O diretor estreante Sharan Sharma converte a história de uma jovem enfrentando inúmeros preconceitos dentro da Força Aérea numa fábula universal sobre a superação de adversidades através da meritocracia. A imagem adota um teor de conto de fadas, muito próximo dos filmes familiares da Disney. Saxena (Janhvi Kapoor) é descrita como uma criança obcecada por aviões: desde pequena, ela sonha em pilotar, desenha aviões, fica embasbacada dentro de uma aeronave. A música de fantasia orna cada uma destas cenas, junto de uma iluminação tão preciosista que beira o irreal. Desenha-se a tese da criança predestinada, movida por um ímpeto único – em outras palavras, trabalha-se com a noção de destino. Ela se torna a única escolhida entre centenas de candidatas (em partes, graças à ignorância sobre política nacional), a figura que dribla as regras por ser mais baixa que a altura mínima permitida. “Quando Deus escolhe alguém para pilotar um avião, quem somos nós para rejeitá-la?”, admite o oficial do processo de admissão. Pronto: Saxena foi escolhida por Deus. O instante em que a jovem piloto é convocada para atuar na Guerra de Cargil, em 1999, combina câmera lenta, trilha sonora grandiloquente e a mulher correndo sozinha contra o pôr do sol, até o fundo de um galpão gigantesco. Ela não se diferencia tanto de uma Capitã Marvel prestes a salvar o mundo.
Segue-se uma demonstração do machismo que a jovem precisou enfrentar. Parte considerável da trama se concentra na rotina de humilhações, grosserias e brutalidades às quais foi submetida.
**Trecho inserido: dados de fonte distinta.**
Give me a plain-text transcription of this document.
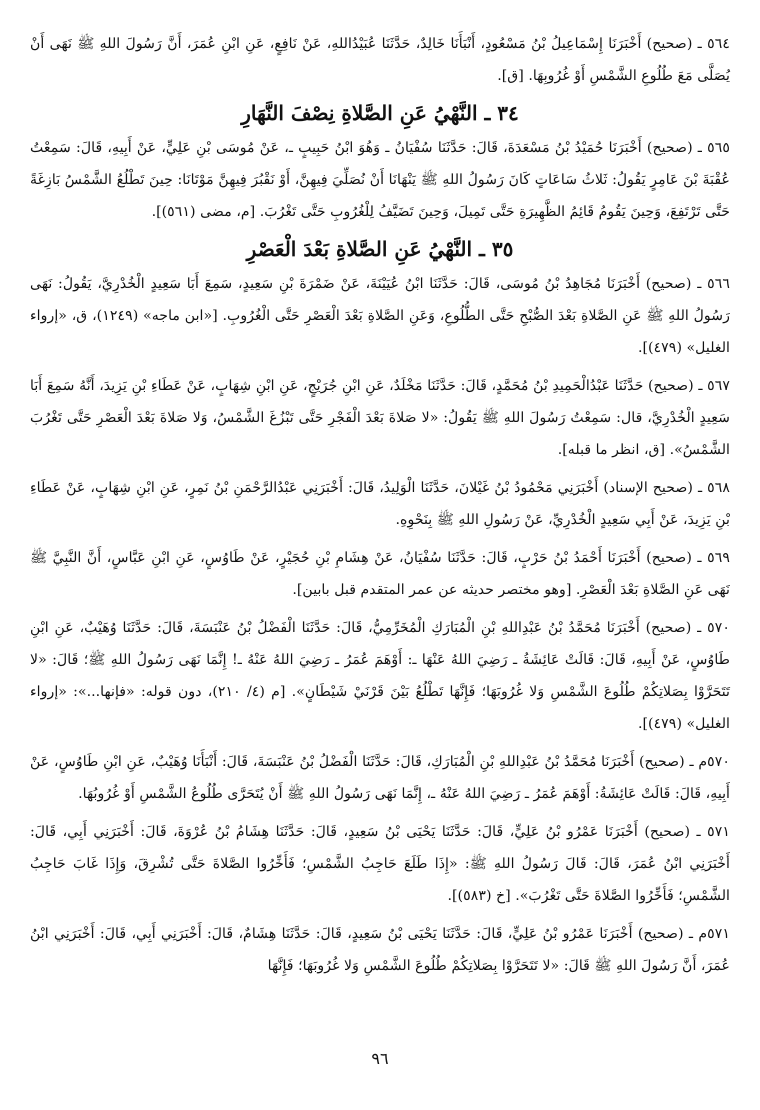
٥٦٤ ـ (صحيح) أَخْبَرَنَا إِسْمَاعِيلُ بْنُ مَسْعُودٍ، أَنْبَأَنَا خَالِدٌ، حَدَّثَنَا عُبَيْدُاللهِ، عَنْ نَافِعٍ، عَنِ ابْنِ عُمَرَ، أَنَّ رَسُولَ اللهِ ﷺ نَهَى أَنْ يُصَلَّى مَعَ طُلُوعِ الشَّمْسِ أَوْ غُرُوبِهَا. [ق].
٣٤ ـ النَّهْيُ عَنِ الصَّلاةِ نِصْفَ النَّهَارِ
٥٦٥ ـ (صحيح) أَخْبَرَنَا حُمَيْدُ بْنُ مَسْعَدَةَ، قَالَ: حَدَّثَنَا سُفْيَانُ ـ وَهُوَ ابْنُ حَبِيبٍ ـ، عَنْ مُوسَى بْنِ عَلِيٍّ، عَنْ أَبِيهِ، قَالَ: سَمِعْتُ عُقْبَةَ بْنَ عَامِرٍ يَقُولُ: ثَلاثُ سَاعَاتٍ كَانَ رَسُولُ اللهِ ﷺ يَنْهَانَا أَنْ نُصَلِّيَ فِيهِنَّ، أَوْ نَقْبُرَ فِيهِنَّ مَوْتَانَا: حِينَ تَطْلُعُ الشَّمْسُ بَازِغَةً حَتَّى تَرْتَفِعَ، وَحِينَ يَقُومُ قَائِمُ الظَّهِيرَةِ حَتَّى تَمِيلَ، وَحِينَ تَضَيَّفُ لِلْغُرُوبِ حَتَّى تَغْرُبَ. [م، مضى (٥٦١)].
٣٥ ـ النَّهْيُ عَنِ الصَّلاةِ بَعْدَ الْعَصْرِ
٥٦٦ ـ (صحيح) أَخْبَرَنَا مُجَاهِدُ بْنُ مُوسَى، قَالَ: حَدَّثَنَا ابْنُ عُيَيْنَةَ، عَنْ ضَمْرَةَ بْنِ سَعِيدٍ، سَمِعَ أَبَا سَعِيدٍ الْخُدْرِيَّ، يَقُولُ: نَهَى رَسُولُ اللهِ ﷺ عَنِ الصَّلاةِ بَعْدَ الصُّبْحِ حَتَّى الطُّلُوعِ، وَعَنِ الصَّلاةِ بَعْدَ الْعَصْرِ حَتَّى الْغُرُوبِ. [«ابن ماجه» (١٢٤٩)، ق، «إرواء الغليل» (٤٧٩)].
٥٦٧ ـ (صحيح) حَدَّثَنَا عَبْدُالْحَمِيدِ بْنُ مُحَمَّدٍ، قَالَ: حَدَّثَنَا مَخْلَدٌ، عَنِ ابْنِ جُرَيْجٍ، عَنِ ابْنِ شِهَابٍ، عَنْ عَطَاءِ بْنِ يَزِيدَ، أَنَّهُ سَمِعَ أَبَا سَعِيدٍ الْخُدْرِيَّ، قال: سَمِعْتُ رَسُولَ اللهِ ﷺ يَقُولُ: «لا صَلاةَ بَعْدَ الْفَجْرِ حَتَّى تَبْزُغَ الشَّمْسُ، وَلا صَلاةَ بَعْدَ الْعَصْرِ حَتَّى تَغْرُبَ الشَّمْسُ». [ق، انظر ما قبله].
٥٦٨ ـ (صحيح الإسناد) أَخْبَرَنِي مَحْمُودُ بْنُ غَيْلانَ، حَدَّثَنَا الْوَلِيدُ، قَالَ: أَخْبَرَنِي عَبْدُالرَّحْمَنِ بْنُ نَمِرٍ، عَنِ ابْنِ شِهَابٍ، عَنْ عَطَاءِ بْنِ يَزِيدَ، عَنْ أَبِي سَعِيدٍ الْخُدْرِيِّ، عَنْ رَسُولِ اللهِ ﷺ بِنَحْوِهِ.
٥٦٩ ـ (صحيح) أَخْبَرَنَا أَحْمَدُ بْنُ حَرْبٍ، قَالَ: حَدَّثَنَا سُفْيَانُ، عَنْ هِشَامِ بْنِ حُجَيْرٍ، عَنْ طَاوُسٍ، عَنِ ابْنِ عَبَّاسٍ، أَنَّ النَّبِيَّ ﷺ نَهَى عَنِ الصَّلاةِ بَعْدَ الْعَصْرِ. [وهو مختصر حديثه عن عمر المتقدم قبل بابين].
٥٧٠ ـ (صحيح) أَخْبَرَنَا مُحَمَّدُ بْنُ عَبْدِاللهِ بْنِ الْمُبَارَكِ الْمُخَرِّمِيُّ، قَالَ: حَدَّثَنَا الْفَضْلُ بْنُ عَنْبَسَةَ، قَالَ: حَدَّثَنَا وُهَيْبٌ، عَنِ ابْنِ طَاوُسٍ، عَنْ أَبِيهِ، قَالَ: قَالَتْ عَائِشَةُ ـ رَضِيَ اللهُ عَنْهَا ـ: أَوْهَمَ عُمَرُ ـ رَضِيَ اللهُ عَنْهُ ـ! إِنَّمَا نَهَى رَسُولُ اللهِ ﷺ؛ قَالَ: «لا تَتَحَرَّوْا بِصَلاتِكُمْ طُلُوعَ الشَّمْسِ وَلا غُرُوبَهَا؛ فَإِنَّهَا تَطْلُعُ بَيْنَ قَرْنَيْ شَيْطَانٍ». [م (٤/ ٢١٠)، دون قوله: «فإنها...»: «إرواء الغليل» (٤٧٩)].
٥٧٠م ـ (صحيح) أَخْبَرَنَا مُحَمَّدُ بْنُ عَبْدِاللهِ بْنِ الْمُبَارَكِ، قَالَ: حَدَّثَنَا الْفَضْلُ بْنُ عَنْبَسَةَ، قَالَ: أَنْبَأَنَا وُهَيْبٌ، عَنِ ابْنِ طَاوُسٍ، عَنْ أَبِيهِ، قَالَ: قَالَتْ عَائِشَةُ: أَوْهَمَ عُمَرُ ـ رَضِيَ اللهُ عَنْهُ ـ، إِنَّمَا نَهَى رَسُولُ اللهِ ﷺ أَنْ يُتَحَرَّى طُلُوعُ الشَّمْسِ أَوْ غُرُوبُهَا.
٥٧١ ـ (صحيح) أَخْبَرَنَا عَمْرُو بْنُ عَلِيٍّ، قَالَ: حَدَّثَنَا يَحْيَى بْنُ سَعِيدٍ، قَالَ: حَدَّثَنَا هِشَامُ بْنُ عُرْوَةَ، قَالَ: أَخْبَرَنِي أَبِي، قَالَ: أَخْبَرَنِي ابْنُ عُمَرَ، قَالَ: قَالَ رَسُولُ اللهِ ﷺ: «إِذَا طَلَعَ حَاجِبُ الشَّمْسِ؛ فَأَخِّرُوا الصَّلاةَ حَتَّى تُشْرِقَ، وَإِذَا غَابَ حَاجِبُ الشَّمْسِ؛ فَأَخِّرُوا الصَّلاةَ حَتَّى تَغْرُبَ». [خ (٥٨٣)].
٥٧١م ـ (صحيح) أَخْبَرَنَا عَمْرُو بْنُ عَلِيٍّ، قَالَ: حَدَّثَنَا يَحْيَى بْنُ سَعِيدٍ، قَالَ: حَدَّثَنَا هِشَامٌ، قَالَ: أَخْبَرَنِي أَبِي، قَالَ: أَخْبَرَنِي ابْنُ عُمَرَ، أَنَّ رَسُولَ اللهِ ﷺ قَالَ: «لا تَتَحَرَّوْا بِصَلاتِكُمْ طُلُوعَ الشَّمْسِ وَلا غُرُوبَهَا؛ فَإِنَّهَا
٩٦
Sharma acredita que sua heroína se torna ainda mais virtuosa por ter sofrido tanto. Há um caráter perverso na admiração da dor alheia, ou ainda na transformação de um caso excepcional numa lição de vida à altura de todos. Assim como nos programas vespertinos de televisão, onde se aplaudem vítimas de câncer, ou na famosa campanha de George W. Bush, quando ele aplaudiu efusivamente a eleitora que precisava de três trabalhos para sobreviver, A Tenente de Cargil acredita que a tortura psicológica e o assédio moral acabam sendo benéficos, porque fizeram de Saxena uma mulher ainda mais resistente e virtuosa. “Há males que vêm para bem”, poderia dizer o filme. Ao invés de enxergar o inóspito ambiente das forças aéreas com repulsa, a direção encontra neste cenário uma oportunidade ainda mais preciosa para a personagem provar o seu valor. De certo modo, tolera o preconceito por acreditar que a protagonista era capaz de superá-lo. “Deus não dá um fardo maior do que você pode suportar”, diria a leitura cristã. Ao final, a protagonista merece este sofrimento, colocado em seu destino. Há algo mais impiedoso que transformar a adversidade num presente do destino?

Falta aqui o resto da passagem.